“Oh, stop, stop, for heaven’s sake stop, or I shall think we’re attending a funeral.”
Another day I offered to read to him. The Reverend Mother used to say I was the best reader she had ever heard, but perhaps it was not altogether my husband’s fault if he formed a different opinion. And indeed I cannot but think that the holy saints themselves would have laughed if they had heard me reading aloud, in the voice and intonation which I had assumed for the meditations of St. Francis of Assisi, the mystic allusions to “certs,” and “bookies,” and “punters,” and “evens,” and “scratchings,” which formed the substance of the sporting journals that were my husband’s only literature.
“Oh, stop it, stop it,” he cried again. “You read the ‘Winning Post’ as if it were the Book of Revelation.”
As time passed the gulf that separated me from my husband became still greater. If I could have entertained him with any kind of gossip we might have got on better. But I had no conversation that interested him, and he had little or none that I could pretend to understand. He loved the town; I loved the country; he loved the night and the blaze of electric lights; I loved the morning and the sweetness of the sun.

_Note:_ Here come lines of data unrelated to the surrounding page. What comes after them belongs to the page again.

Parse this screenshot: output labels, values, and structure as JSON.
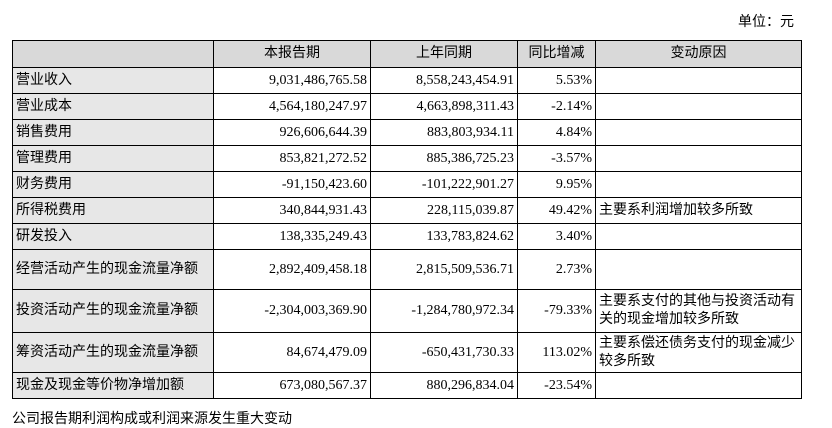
{
  "unit": "单位：元",
  "table": {
    "header": [
      "本报告期",
      "上年同期",
      "同比增减",
      "变动原因"
    ],
    "rows": [
      {
        "item": "营业收入",
        "current": "9,031,486,765.58",
        "previous": "8,558,243,454.91",
        "change": "5.53%"
      },
      {
        "item": "营业成本",
        "current": "4,564,180,247.97",
        "previous": "4,663,898,311.43",
        "change": "-2.14%"
      },
      {
        "item": "销售费用",
        "current": "926,606,644.39",
        "previous": "883,803,934.11",
        "change": "4.84%"
      },
      {
        "item": "管理费用",
        "current": "853,821,272.52",
        "previous": "885,386,725.23",
        "change": "-3.57%"
      },
      {
        "item": "财务费用",
        "current": "-91,150,423.60",
        "previous": "-101,222,901.27",
        "change": "9.95%"
      },
      {
        "item": "所得税费用",
        "current": "340,844,931.43",
        "previous": "228,115,039.87",
        "change": "49.42%",
        "reason": "主要系利润增加较多所致"
      },
      {
        "item": "研发投入",
        "current": "138,335,249.43",
        "previous": "133,783,824.62",
        "change": "3.40%"
      },
      {
        "item": "经营活动产生的现金流量净额",
        "current": "2,892,409,458.18",
        "previous": "2,815,509,536.71",
        "change": "2.73%"
      },
      {
        "item": "投资活动产生的现金流量净额",
        "current": "-2,304,003,369.90",
        "previous": "-1,284,780,972.34",
        "change": "-79.33%",
        "reason": "主要系支付的其他与投资活动有关的现金增加较多所致"
      },
      {
        "item": "筹资活动产生的现金流量净额",
        "current": "84,674,479.09",
        "previous": "-650,431,730.33",
        "change": "113.02%",
        "reason": "主要系偿还债务支付的现金减少较多所致"
      },
      {
        "item": "现金及现金等价物净增加额",
        "current": "673,080,567.37",
        "previous": "880,296,834.04",
        "change": "-23.54%"
      }
    ]
  },
  "footer": "公司报告期利润构成或利润来源发生重大变动"
}
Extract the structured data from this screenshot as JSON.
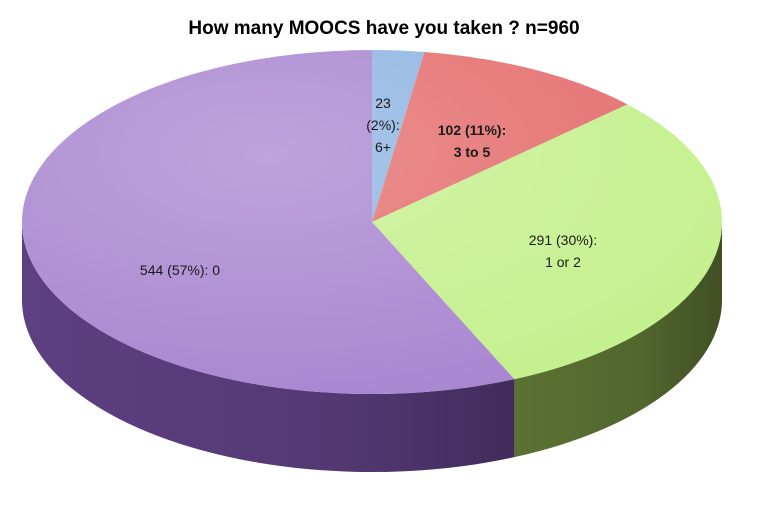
{
  "chart_data": {
    "type": "pie",
    "title": "How many MOOCS have you taken ? n=960",
    "slices": [
      {
        "name": "6+",
        "value": 23,
        "label_lines": [
          "23",
          "(2%):",
          "6+"
        ],
        "color": "#8db3e2",
        "bold": false
      },
      {
        "name": "3 to 5",
        "value": 102,
        "label_lines": [
          "102 (11%):",
          "3 to 5"
        ],
        "color": "#e46c6c",
        "bold": true
      },
      {
        "name": "1 or 2",
        "value": 291,
        "label_lines": [
          "291 (30%):",
          "1 or 2"
        ],
        "color": "#c4f08c",
        "bold": false
      },
      {
        "name": "0",
        "value": 544,
        "label_lines": [
          "544 (57%): 0"
        ],
        "color": "#a884d0",
        "bold": false
      }
    ],
    "side_colors": [
      "#4a6fa8",
      "#a84545",
      "#5b7233",
      "#5e3f82"
    ]
  }
}
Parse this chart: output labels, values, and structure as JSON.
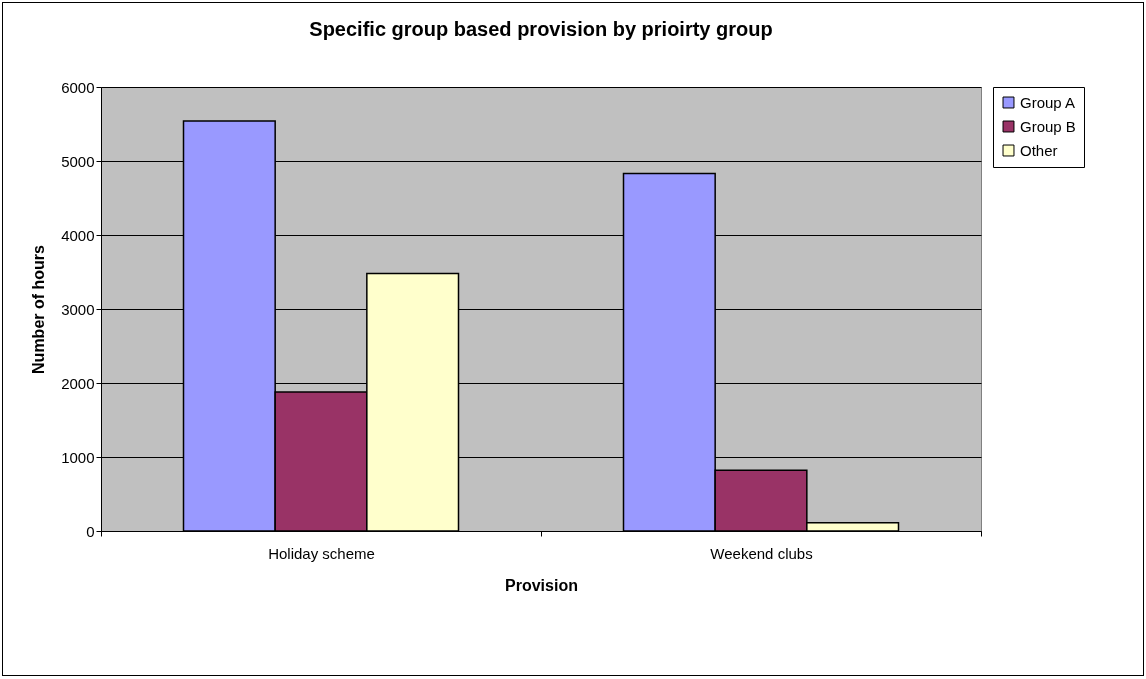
{
  "chart_data": {
    "type": "bar",
    "title": "Specific group based provision by prioirty group",
    "xlabel": "Provision",
    "ylabel": "Number of hours",
    "categories": [
      "Holiday scheme",
      "Weekend clubs"
    ],
    "series": [
      {
        "name": "Group A",
        "color": "#9999ff",
        "values": [
          5540,
          4830
        ]
      },
      {
        "name": "Group B",
        "color": "#993366",
        "values": [
          1880,
          820
        ]
      },
      {
        "name": "Other",
        "color": "#ffffcc",
        "values": [
          3480,
          110
        ]
      }
    ],
    "ylim": [
      0,
      6000
    ],
    "yticks": [
      0,
      1000,
      2000,
      3000,
      4000,
      5000,
      6000
    ],
    "grid": "y",
    "legend": "right"
  }
}
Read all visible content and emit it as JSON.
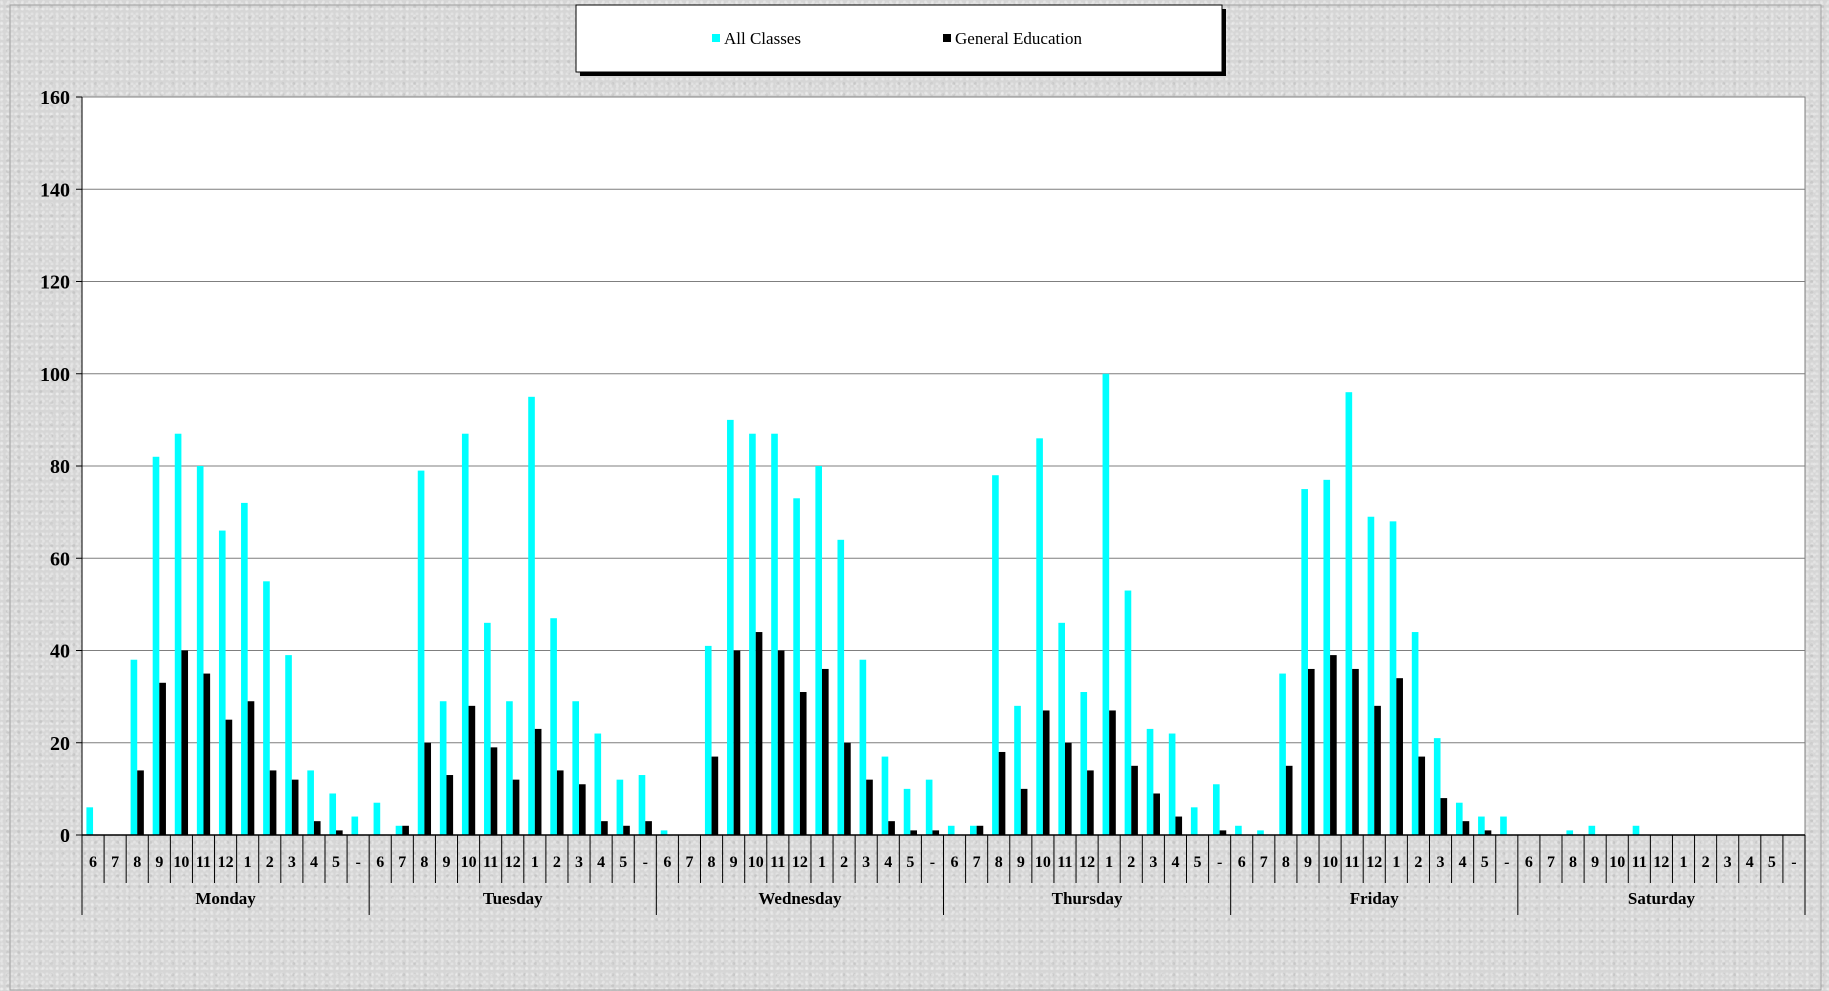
{
  "chart_data": {
    "type": "bar",
    "title": "",
    "xlabel": "",
    "ylabel": "",
    "ylim": [
      0,
      160
    ],
    "yticks": [
      0,
      20,
      40,
      60,
      80,
      100,
      120,
      140,
      160
    ],
    "grid": true,
    "legend_position": "top-center",
    "days": [
      "Monday",
      "Tuesday",
      "Wednesday",
      "Thursday",
      "Friday",
      "Saturday"
    ],
    "hours": [
      "6",
      "7",
      "8",
      "9",
      "10",
      "11",
      "12",
      "1",
      "2",
      "3",
      "4",
      "5",
      "-"
    ],
    "series": [
      {
        "name": "All Classes",
        "color": "#00FFFF",
        "values": [
          6,
          0,
          38,
          82,
          87,
          80,
          66,
          72,
          55,
          39,
          14,
          9,
          4,
          7,
          2,
          79,
          29,
          87,
          46,
          29,
          95,
          47,
          29,
          22,
          12,
          13,
          1,
          0,
          41,
          90,
          87,
          87,
          73,
          80,
          64,
          38,
          17,
          10,
          12,
          2,
          2,
          78,
          28,
          86,
          46,
          31,
          100,
          53,
          23,
          22,
          6,
          11,
          2,
          1,
          35,
          75,
          77,
          96,
          69,
          68,
          44,
          21,
          7,
          4,
          4,
          0,
          0,
          1,
          2,
          0,
          2,
          0,
          0,
          0,
          0,
          0,
          0,
          0
        ]
      },
      {
        "name": "General Education",
        "color": "#000000",
        "values": [
          0,
          0,
          14,
          33,
          40,
          35,
          25,
          29,
          14,
          12,
          3,
          1,
          0,
          0,
          2,
          20,
          13,
          28,
          19,
          12,
          23,
          14,
          11,
          3,
          2,
          3,
          0,
          0,
          17,
          40,
          44,
          40,
          31,
          36,
          20,
          12,
          3,
          1,
          1,
          0,
          2,
          18,
          10,
          27,
          20,
          14,
          27,
          15,
          9,
          4,
          0,
          1,
          0,
          0,
          15,
          36,
          39,
          36,
          28,
          34,
          17,
          8,
          3,
          1,
          0,
          0,
          0,
          0,
          0,
          0,
          0,
          0,
          0,
          0,
          0,
          0,
          0,
          0
        ]
      }
    ]
  }
}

At the bottom of my heart I knew that his mind was common, low and narrow, and that his tastes were gross and vulgar, but I was determined to conquer the repulsion I felt for him.
It was impossible. If I could have struck one spark from the flint of his heart the relations between us might have been different. If his look could have met my look in a single glance of understanding I could have borne with his impatience and struggled on.
But nothing of this kind ever happened, and when one dreary night after grumbling at the servants, cursing his fate and abusing everybody and everything, he put on his hat and went out saying he had “better have married Lena [the other woman] after all,” for in that case he would have had “some sort of society anyway,” the revulsion I had felt on the night of my marriage came sweeping over me like a wave of the sea, and I asked myself again, “What’s the good? What’s the good?”
FORTY-SECOND CHAPTER
Nevertheless next day I found myself taking my husband’s side against myself.
If he had sacrificed anything in order to marry me it was my duty to make it up to him.
I resolved that I should make it up to him. I would study my husband’s likes and dislikes in every little thing. I would share in his pleasures and enter into his life. I would show him that a wife was something other and better than any hired woman in the world, and that when she cast in her lot with her husband it was for his own sake only and not for any fortune he could spend on her.
“Yes, yes, that’s what I’ll do,” I thought, and I became more solicitous of my husband’s happiness than if I had really and truly loved him.